Usage: equal_opportunity_score(‘gender’)(clf, X, y)
Source: - M. Hardt, E. Price and N. Srebro (2016), Equality of Opportunity in Supervised Learning
- Parameters
sensitive_column – Name of the column containing the binary sensitive attribute (when X is a dataframe) or the index of the column (when X is a numpy array).
positive_target – The name of the class which is associated with a positive outcome
- Returns
a function (clf, X, y_true) -> float that calculates the equal opportunity score for z = column
- sklego.metrics.p_percent_score(sensitive_column, positive_target=1)[source]
The p_percent score calculates the ratio between the probability of a positive outcome given the sensitive attribute (column) being true and the same probability given the sensitive attribute being false.
\[\min \left(\frac{P(\hat{y}=1 | z=1)}{P(\hat{y}=1 | z=0)}, \frac{P(\hat{y}=1 | z=0)}{P(\hat{y}=1 | z=1)}\right)\]This is especially useful to use in situations where “fairness” is a theme.
Usage: p_percent_score(‘gender’)(clf, X, y)
source: - M. Zafar et al. (2017), Fairness Constraints: Mechanisms for Fair Classification
- Parameters
sensitive_column – Name of the column containing the binary sensitive attribute (when X is a dataframe) or the index of the column (when X is a numpy array).
positive_target – The name of the class which is associated with a positive outcome
- Returns
a function (clf, X, y_true) -> float that calculates the p percent score for z = column
- sklego.metrics.subset_score(subset_picker: Callable, score: Callable, **kwargs)[source]
Returns a method that applies the passed score only to a specific subset. The subset picker is a method that is passed the corresponding X and y_true and returns a one-dimensional boolean vector where every element corresponds to a row in the data.
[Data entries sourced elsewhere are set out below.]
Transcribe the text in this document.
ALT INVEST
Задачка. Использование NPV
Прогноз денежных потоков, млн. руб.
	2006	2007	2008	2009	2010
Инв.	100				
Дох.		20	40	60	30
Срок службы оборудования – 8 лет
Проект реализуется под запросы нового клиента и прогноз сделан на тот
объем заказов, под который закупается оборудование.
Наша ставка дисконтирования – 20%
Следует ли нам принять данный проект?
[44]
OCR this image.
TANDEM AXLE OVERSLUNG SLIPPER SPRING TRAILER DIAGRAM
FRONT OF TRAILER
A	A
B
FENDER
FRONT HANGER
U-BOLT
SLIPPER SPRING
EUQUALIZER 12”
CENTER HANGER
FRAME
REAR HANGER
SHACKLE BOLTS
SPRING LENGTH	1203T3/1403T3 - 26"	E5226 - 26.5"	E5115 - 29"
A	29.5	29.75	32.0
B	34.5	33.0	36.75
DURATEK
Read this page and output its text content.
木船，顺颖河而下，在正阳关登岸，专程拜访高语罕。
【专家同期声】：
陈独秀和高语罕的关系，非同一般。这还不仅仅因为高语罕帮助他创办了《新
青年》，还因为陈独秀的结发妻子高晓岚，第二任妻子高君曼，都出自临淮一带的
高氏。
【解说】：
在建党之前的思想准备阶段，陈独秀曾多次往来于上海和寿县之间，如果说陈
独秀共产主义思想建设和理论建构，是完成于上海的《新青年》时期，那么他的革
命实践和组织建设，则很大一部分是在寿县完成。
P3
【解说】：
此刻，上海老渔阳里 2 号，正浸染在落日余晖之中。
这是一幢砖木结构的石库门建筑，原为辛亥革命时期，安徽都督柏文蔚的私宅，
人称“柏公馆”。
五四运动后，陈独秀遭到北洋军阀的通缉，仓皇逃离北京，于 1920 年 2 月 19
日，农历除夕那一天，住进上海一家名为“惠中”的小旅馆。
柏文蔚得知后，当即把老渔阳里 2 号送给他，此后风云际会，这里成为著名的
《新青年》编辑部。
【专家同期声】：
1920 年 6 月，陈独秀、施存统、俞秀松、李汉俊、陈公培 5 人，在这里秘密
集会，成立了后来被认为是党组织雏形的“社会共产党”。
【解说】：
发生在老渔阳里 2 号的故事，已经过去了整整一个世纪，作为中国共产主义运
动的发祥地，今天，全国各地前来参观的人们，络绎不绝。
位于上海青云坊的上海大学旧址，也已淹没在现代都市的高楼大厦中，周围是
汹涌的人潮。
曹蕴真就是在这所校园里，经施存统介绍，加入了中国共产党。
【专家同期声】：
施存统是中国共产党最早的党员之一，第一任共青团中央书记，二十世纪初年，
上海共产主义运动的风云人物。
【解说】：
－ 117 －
Only the elements with a True value are taken into account for the passed score, representing a filter.
This allows users to have an easy approach to measuring metrics over different slices of the population which can give insights into the model performance, either specifically for fairness or in general.
Usage: subset_score(lambda X, y_true: X[‘column’] == ‘A’, accuracy_score)(clf, X, y)
- Parameters
subset_picker – Method that returns a boolean mask that is used for slicing the samples
score – The score that needs to be applied to the subset
kwargs – Additional keyword arguments to pass to score
- Returns
a function that calculates the passed score for the subset